Amma velakin bir taraftan da yalnız, yapayalnız düğün dernek gezen, ölüm olunca taziyeye giden, pazar düzen, üç tane kız çocuğu büyüten, analara babalara hizmet eden, çeyiz düzen, açıkcası her şeye koşan bir kadın. Sinema ekmek parası veriyordu vermesine de ya onca kaçırılan paylaşılamayan an. Bazen çocuk hallerimle isyan etmiyor muydum bu duruma. Hasrettik babama, sevgisini bilirdik ama yoktu olması gerektiği anda yanımızda. Okulumun hazırladığı halk oyunları gösterisinde kuğu gibi süzülüyordum sahnede, keşke o da olabilseydi.
"Mesleğe tam adım atmışken askerlik çıktı ve gittim. 1965 yılında başlayan vatan görevi tam iki buçuk yıl sürdü, o vakitler öyleydi. İlk bulunduğum yer Tunceli Hozat 3. Jandarma Er Eğitim Alayı’ydı, sonra da İstanbul Ayazağa 25. Jandarma Alayı. Askerliğimin bitmesine yakın garnizon sinemasında makinist oldum. Bu arada niye mesleğimi söylemedim diye komutanlarımdan azar bile işittim. Eee kızım sormadılar ki bir de kızıyorlardı ya anlamak imkansız. İlk günden farkımı koydum, sonuna kadar film kopmadan seyredenler makinist dairesini ziyaret etmeye ve meraklarını gidermeye geldiler. Tebrik eden edene, o günden sonra forsum da yerindeydi haa."
Babamın heyecanla anlatırken içindeki o büyük sinama sevdasını görmemek mümkün değildi. 1968 senesinde askerliğini bitirip geldiğinde Balıkesir Şan sinamasında tekrar çalışmaya başlamıştı. 1969’da ise Özel İdare’de çalışmaya başlıyor, hemen ardından da evleniyor. Evliliklerinin ilk yıllarından itibaren çift işte çalışıyor.
Annem bir anda söze giriyor, o gençlik yıllarında yaşadığı olayları anlatmaya başlıyor. Tek bir sözü özellikle yazmaya değer, "Güvenim sonsuzdu babana."

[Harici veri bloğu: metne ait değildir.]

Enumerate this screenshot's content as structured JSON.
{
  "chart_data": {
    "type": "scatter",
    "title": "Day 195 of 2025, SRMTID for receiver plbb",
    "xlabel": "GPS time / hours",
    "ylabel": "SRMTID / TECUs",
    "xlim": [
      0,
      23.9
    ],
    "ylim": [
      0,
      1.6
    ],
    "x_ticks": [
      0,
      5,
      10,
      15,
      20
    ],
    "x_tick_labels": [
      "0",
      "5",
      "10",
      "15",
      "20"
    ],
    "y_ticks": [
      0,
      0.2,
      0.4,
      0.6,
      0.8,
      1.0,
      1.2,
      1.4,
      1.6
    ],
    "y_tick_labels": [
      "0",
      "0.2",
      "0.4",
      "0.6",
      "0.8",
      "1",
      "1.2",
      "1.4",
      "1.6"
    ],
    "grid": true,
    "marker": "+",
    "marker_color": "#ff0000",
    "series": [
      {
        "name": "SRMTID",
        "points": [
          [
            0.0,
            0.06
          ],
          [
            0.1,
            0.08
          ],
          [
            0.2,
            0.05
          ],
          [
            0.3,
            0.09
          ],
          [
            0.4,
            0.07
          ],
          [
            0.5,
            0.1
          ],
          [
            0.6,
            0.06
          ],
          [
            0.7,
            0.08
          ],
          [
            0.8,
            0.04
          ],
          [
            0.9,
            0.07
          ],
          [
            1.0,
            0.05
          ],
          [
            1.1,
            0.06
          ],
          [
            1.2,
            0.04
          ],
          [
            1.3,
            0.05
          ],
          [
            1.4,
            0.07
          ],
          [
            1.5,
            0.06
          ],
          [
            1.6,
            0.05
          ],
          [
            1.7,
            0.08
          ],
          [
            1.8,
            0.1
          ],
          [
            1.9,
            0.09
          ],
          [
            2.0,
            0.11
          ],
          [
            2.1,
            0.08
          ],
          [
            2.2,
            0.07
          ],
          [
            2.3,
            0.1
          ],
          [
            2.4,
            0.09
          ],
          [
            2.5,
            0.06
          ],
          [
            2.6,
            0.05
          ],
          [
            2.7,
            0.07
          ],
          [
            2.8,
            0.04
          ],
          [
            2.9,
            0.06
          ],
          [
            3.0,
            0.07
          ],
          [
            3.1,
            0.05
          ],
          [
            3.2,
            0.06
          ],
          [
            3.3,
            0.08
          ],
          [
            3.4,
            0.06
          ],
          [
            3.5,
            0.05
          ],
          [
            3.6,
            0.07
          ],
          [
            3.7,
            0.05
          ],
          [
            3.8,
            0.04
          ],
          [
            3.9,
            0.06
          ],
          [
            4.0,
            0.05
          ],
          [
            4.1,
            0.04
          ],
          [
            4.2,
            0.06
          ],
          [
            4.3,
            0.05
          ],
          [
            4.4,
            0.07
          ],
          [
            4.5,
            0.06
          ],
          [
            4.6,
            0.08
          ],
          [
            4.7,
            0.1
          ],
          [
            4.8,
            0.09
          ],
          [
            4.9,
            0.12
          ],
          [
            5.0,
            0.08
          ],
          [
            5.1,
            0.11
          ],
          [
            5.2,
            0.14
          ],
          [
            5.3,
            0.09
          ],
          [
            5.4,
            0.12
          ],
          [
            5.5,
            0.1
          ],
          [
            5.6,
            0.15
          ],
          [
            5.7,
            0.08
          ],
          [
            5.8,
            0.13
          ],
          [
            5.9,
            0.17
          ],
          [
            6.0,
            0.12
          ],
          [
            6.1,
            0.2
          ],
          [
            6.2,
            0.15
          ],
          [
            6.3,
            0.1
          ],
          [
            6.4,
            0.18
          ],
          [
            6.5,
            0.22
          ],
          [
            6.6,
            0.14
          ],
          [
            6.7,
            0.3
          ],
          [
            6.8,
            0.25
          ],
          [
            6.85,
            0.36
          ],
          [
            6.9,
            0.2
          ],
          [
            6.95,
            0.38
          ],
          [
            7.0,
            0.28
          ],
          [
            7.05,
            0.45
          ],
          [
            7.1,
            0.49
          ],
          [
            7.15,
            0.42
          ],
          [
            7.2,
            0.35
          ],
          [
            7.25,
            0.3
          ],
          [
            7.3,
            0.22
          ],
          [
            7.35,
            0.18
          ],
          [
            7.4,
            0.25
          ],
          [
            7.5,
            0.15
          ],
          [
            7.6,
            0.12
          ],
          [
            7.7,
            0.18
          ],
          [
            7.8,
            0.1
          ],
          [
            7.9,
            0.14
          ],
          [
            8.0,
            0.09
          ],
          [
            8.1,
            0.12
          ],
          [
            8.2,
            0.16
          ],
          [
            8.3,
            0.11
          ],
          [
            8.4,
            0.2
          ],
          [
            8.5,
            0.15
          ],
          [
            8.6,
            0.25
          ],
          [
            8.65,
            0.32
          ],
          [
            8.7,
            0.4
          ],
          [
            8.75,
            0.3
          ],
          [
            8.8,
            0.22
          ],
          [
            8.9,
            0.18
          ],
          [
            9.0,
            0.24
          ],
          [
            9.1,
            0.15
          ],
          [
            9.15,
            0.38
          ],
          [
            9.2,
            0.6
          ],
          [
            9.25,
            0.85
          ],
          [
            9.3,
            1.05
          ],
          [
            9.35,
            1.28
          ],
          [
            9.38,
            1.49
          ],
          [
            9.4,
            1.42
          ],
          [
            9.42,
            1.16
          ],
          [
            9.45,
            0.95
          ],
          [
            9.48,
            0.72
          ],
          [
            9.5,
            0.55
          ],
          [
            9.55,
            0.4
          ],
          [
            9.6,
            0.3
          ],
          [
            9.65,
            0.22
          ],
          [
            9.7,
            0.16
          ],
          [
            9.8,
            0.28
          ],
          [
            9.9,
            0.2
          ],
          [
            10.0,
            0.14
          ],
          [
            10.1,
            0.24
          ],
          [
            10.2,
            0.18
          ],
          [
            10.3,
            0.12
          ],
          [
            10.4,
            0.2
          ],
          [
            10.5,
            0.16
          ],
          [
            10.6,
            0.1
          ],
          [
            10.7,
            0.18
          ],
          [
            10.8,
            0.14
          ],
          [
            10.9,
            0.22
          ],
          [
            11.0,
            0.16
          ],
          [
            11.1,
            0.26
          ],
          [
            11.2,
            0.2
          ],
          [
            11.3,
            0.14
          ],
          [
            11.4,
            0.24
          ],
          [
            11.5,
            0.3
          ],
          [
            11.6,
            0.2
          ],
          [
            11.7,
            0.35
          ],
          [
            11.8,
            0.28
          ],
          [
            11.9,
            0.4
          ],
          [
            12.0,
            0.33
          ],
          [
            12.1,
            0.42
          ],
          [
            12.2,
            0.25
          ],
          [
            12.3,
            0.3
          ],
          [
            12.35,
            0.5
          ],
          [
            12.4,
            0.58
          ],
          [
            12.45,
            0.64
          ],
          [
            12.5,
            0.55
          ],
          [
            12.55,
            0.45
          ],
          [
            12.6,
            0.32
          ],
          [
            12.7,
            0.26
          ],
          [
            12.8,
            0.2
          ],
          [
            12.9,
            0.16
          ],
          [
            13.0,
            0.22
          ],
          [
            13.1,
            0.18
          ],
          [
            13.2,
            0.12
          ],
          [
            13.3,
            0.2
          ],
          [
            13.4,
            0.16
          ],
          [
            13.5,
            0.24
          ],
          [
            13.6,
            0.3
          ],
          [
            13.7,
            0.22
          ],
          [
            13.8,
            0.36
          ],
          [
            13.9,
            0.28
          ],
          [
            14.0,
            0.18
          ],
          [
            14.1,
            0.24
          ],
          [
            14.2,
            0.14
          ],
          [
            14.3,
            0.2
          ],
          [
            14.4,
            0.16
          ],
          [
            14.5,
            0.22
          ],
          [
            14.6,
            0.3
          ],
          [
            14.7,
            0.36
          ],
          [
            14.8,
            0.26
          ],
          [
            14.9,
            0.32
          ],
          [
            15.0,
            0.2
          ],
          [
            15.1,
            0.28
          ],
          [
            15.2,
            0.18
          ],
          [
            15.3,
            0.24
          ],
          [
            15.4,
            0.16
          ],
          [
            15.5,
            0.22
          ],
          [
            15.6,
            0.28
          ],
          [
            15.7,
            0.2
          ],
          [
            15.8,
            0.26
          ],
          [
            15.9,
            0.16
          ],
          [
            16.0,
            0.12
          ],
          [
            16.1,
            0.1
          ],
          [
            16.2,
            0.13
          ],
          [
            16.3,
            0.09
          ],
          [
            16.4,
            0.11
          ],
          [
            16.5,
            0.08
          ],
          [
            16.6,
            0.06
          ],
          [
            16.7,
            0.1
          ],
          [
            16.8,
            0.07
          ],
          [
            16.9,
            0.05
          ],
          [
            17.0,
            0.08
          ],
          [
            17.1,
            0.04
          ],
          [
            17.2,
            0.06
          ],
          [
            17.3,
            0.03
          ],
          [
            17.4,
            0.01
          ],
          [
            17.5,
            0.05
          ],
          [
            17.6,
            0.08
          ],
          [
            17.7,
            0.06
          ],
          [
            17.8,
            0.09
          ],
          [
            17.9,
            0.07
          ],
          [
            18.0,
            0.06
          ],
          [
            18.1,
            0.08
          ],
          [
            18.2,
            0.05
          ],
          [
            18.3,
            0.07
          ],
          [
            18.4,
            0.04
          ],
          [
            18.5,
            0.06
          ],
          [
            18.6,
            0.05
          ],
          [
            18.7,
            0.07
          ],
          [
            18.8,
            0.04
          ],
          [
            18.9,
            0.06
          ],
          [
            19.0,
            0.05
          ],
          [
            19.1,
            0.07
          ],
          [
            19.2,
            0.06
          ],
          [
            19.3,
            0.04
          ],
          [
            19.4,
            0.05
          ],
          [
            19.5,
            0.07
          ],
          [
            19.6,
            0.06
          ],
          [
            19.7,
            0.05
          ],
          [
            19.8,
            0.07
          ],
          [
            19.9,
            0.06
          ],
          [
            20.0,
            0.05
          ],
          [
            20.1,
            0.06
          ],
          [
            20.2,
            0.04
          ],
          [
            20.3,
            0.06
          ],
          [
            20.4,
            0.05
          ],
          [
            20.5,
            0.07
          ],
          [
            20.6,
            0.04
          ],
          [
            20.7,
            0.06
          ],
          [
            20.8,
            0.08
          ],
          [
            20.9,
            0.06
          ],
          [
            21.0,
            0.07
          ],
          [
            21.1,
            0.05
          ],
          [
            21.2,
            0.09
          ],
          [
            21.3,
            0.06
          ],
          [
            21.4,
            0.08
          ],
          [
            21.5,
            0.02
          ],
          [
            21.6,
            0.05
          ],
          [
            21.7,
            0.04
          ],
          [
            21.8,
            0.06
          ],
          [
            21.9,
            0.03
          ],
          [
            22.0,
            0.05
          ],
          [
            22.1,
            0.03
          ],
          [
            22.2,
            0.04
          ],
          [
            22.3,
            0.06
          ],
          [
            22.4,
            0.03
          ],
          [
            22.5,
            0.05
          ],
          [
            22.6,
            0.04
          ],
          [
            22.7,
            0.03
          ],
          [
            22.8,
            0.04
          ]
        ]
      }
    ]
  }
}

Çapkın kızlar bu delikanlının etrafında pır dönmüştü de hatta el feneriyle yer gösterirken çelme atıp düşürmüşlerdi. Utangaç mıydı Kara Nevzat yoksa o eski beyefendilerin terbiyesi mi vardı? Hâla bu yaşında kadınlara değer veren, saygıda kusur etmeyen koca çınar, anneme ihanet etmek bir yana aşkla bağlıydı. Hatta "Kınalı kekliğim, gümecim." sözleriyle hitap ederdi anacığıma. Çevresinde bulunan tüm dostlar da babama bir süre sonra "dede" lakabını koymuştu.
Yorgun, bir o kadar da mutluyduk eve döndüğümüzde, şimdiye kadar ne çok şey konuşmuş ve paylaşmıştık. Babamın yine nefesi tıkandı, beti benzi attı, cebinden fısfısını çıkardı, derin bir nefes çekti içine. Hırıldayarak, "Şimdi sinemalar bir bir kapanıyor." dedi, büktü boynunu.
H. Çiğdem Deniz.
YORUMLAR
Hayatımız anlatsak roman olur. Yazınızı okurken çok duygulandım. Babalarımızın bu hali derinden üzüyor bizleri. Tebrikler çok güzel bir yazı olmuş severek okudum Çiğdem hanım. Kutluyorum.
H. Çiğdem ŞİİRBAZ
Böyle bir paylaşım yaptığınız için çok mutlu oldum. Sinemayı yakından takip eden, izlediğim çoğu filmi bu sitede paylaşan biri olarak keyifle okudum. Büyük ihtimalle ''Cennet Sineması'' diğer adıyla ''Cinema Paradiso'' filmi (1988 yapımı, İtalya) aklıma geldi, tebessüm ettim okurken.